Difficult issues around consent in AI and data cannot be addressed through legal processes or focusing on patients’ rights and autonomy, suggested an expert panel in the final session of Digital Health’s AI and Data event on Tuesday.     

Will Navaie, head of ethics operations at Genomic England, said there was often an assumption that consent is about respecting people’s autonomy. “No, it’s not. People in a vulnerable situation are seeking help because they cannot fix themselves. There needs to be a relationship of trust with their healthcare providers.

“I think trust in the system has been eroded. I’m interested in how we can repair it, so we don’t need to rely on legal processes.”

Navaie said there was a need to build a “safe environment” for innovation, where people can “create products that work and have value”. He used a “farm to plate” analogy, pointing out that sausages produced from well cared for animals are “less likely to make you sick” than cheap sausages.  “We should think about data in the same way.”

He argued that the need for consent was being used as “a sticking plaster for broken systems”.

The panel agreed that consent should not be viewed as one-off event, which can then be taken for granted. “You need to talk to people on a real, continuous basis. There is no one moment of consent – this is a relationship,” said Martin Farrier, chief clinical information officer at Wrightington, Wigan and Leigh NHS Foundation Trust.

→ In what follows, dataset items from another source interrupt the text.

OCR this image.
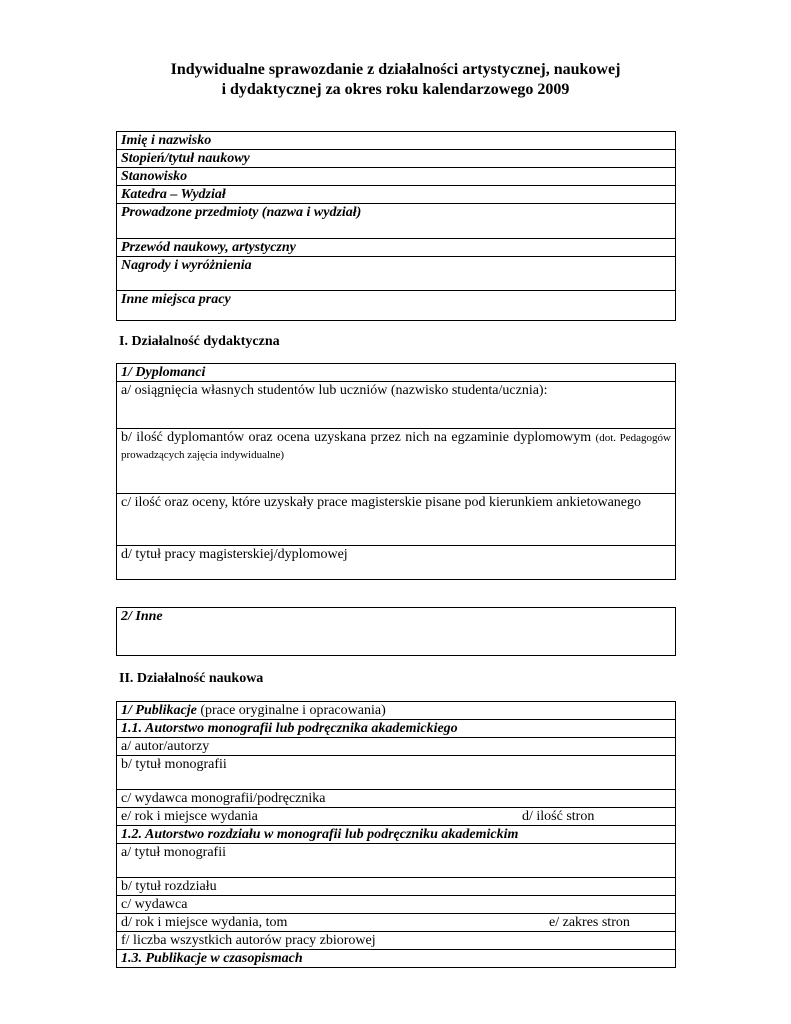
Indywidualne sprawozdanie z działalności artystycznej, naukowej
i dydaktycznej za okres roku kalendarzowego 2009
Imię i nazwisko
Stopień/tytuł naukowy
Stanowisko
Katedra – Wydział
Prowadzone przedmioty (nazwa i wydział)
Przewód naukowy, artystyczny
Nagrody i wyróżnienia
Inne miejsca pracy
I. Działalność dydaktyczna
1/ Dyplomanci
a/ osiągnięcia własnych studentów lub uczniów (nazwisko studenta/ucznia):
b/ ilość dyplomantów oraz ocena uzyskana przez nich na egzaminie dyplomowym (dot. Pedagogów prowadzących zajęcia indywidualne)
c/ ilość oraz oceny, które uzyskały prace magisterskie pisane pod kierunkiem ankietowanego
d/ tytuł pracy magisterskiej/dyplomowej
2/ Inne
II. Działalność naukowa
1/ Publikacje (prace oryginalne i opracowania)
1.1. Autorstwo monografii lub podręcznika akademickiego
a/ autor/autorzy
b/ tytuł monografii
c/ wydawca monografii/podręcznika
e/ rok i miejsce wydania	d/ ilość stron

1.2. Autorstwo rozdziału w monografii lub podręczniku akademickim
a/ tytuł monografii
b/ tytuł rozdziału
c/ wydawca
d/ rok i miejsce wydania, tom	e/ zakres stron

f/ liczba wszystkich autorów pracy zbiorowej
1.3. Publikacje w czasopismach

Farrier said his organisation’s “huge pile of data”, the largest in the NHS, had made it possible to prove the effectiveness of CPAP (continuous positive airway pressure) as a treatment for covid-19, early in the pandemic.

“We were able to publish that data ahead of anywhere else in the world. It changed the way care was given for covid. [That was] hugely powerful,” he said, adding later in the discussion: “We didn’t ask for consent [to use the CPAP data] – the data existed. Consent was implied.”

Ownership of data a heavy responsibility

Farrier stressed that a huge database, though helpful in directing decision-making, is also a heavy responsibility.    “What scares me, is I have a responsibility to do something useful with it, without causing people huge offence. Consent is implied – but there are a lot of uncomfortable and unanswered questions.”

He suggested that a way forward is for people to be continuously managing their data in a way that builds trust in the process.

However, such an approach could bring “a risk of complacency” said Rafiah Patel, chief digital ethics and assurance officer at Surrey and Borders Partnership NHS Trust. “What about people who can’t consent or are giving consent that is not informed?”. She called for “checkpoints” in the system, where the use of data would have to be justified.

The potential for patients’ data to be commercially exploited was another concern for the panel. “These things are becoming uncomfortable,” said Farrier. “I don’t’ know where the line is.”

He suggested changing the ownership of data, via the NHS app, so that clinicians “have to ask you for permission to use your data”.

“That’s great for privacy, but it’s not great for innovation,” said Navaie. He added that changing the system so people could withdrew permission to use their data risked exacerbating healthcare inequalities, as groups who already distrust health services excluded themselves.

The panellists emphasised the importance of engagement with the general public – but agreed this will take ongoing commitment. “Engagement is hard and messy. We have to invest in it,” said Patel.

In his closing remarks, Navaie said it was a mistake to get “hung up” on formal or legal consent. “Consent, even when explicit, doesn’t need to be written down. Let’s get hung up [instead] on transparency. If we don’t know what’s happening, the option to opt out is meaningless.”

Earlier on at the event, Ming Tang has told the AI and Data audience that the procurement process for the federated data platform is awaiting full business case approval.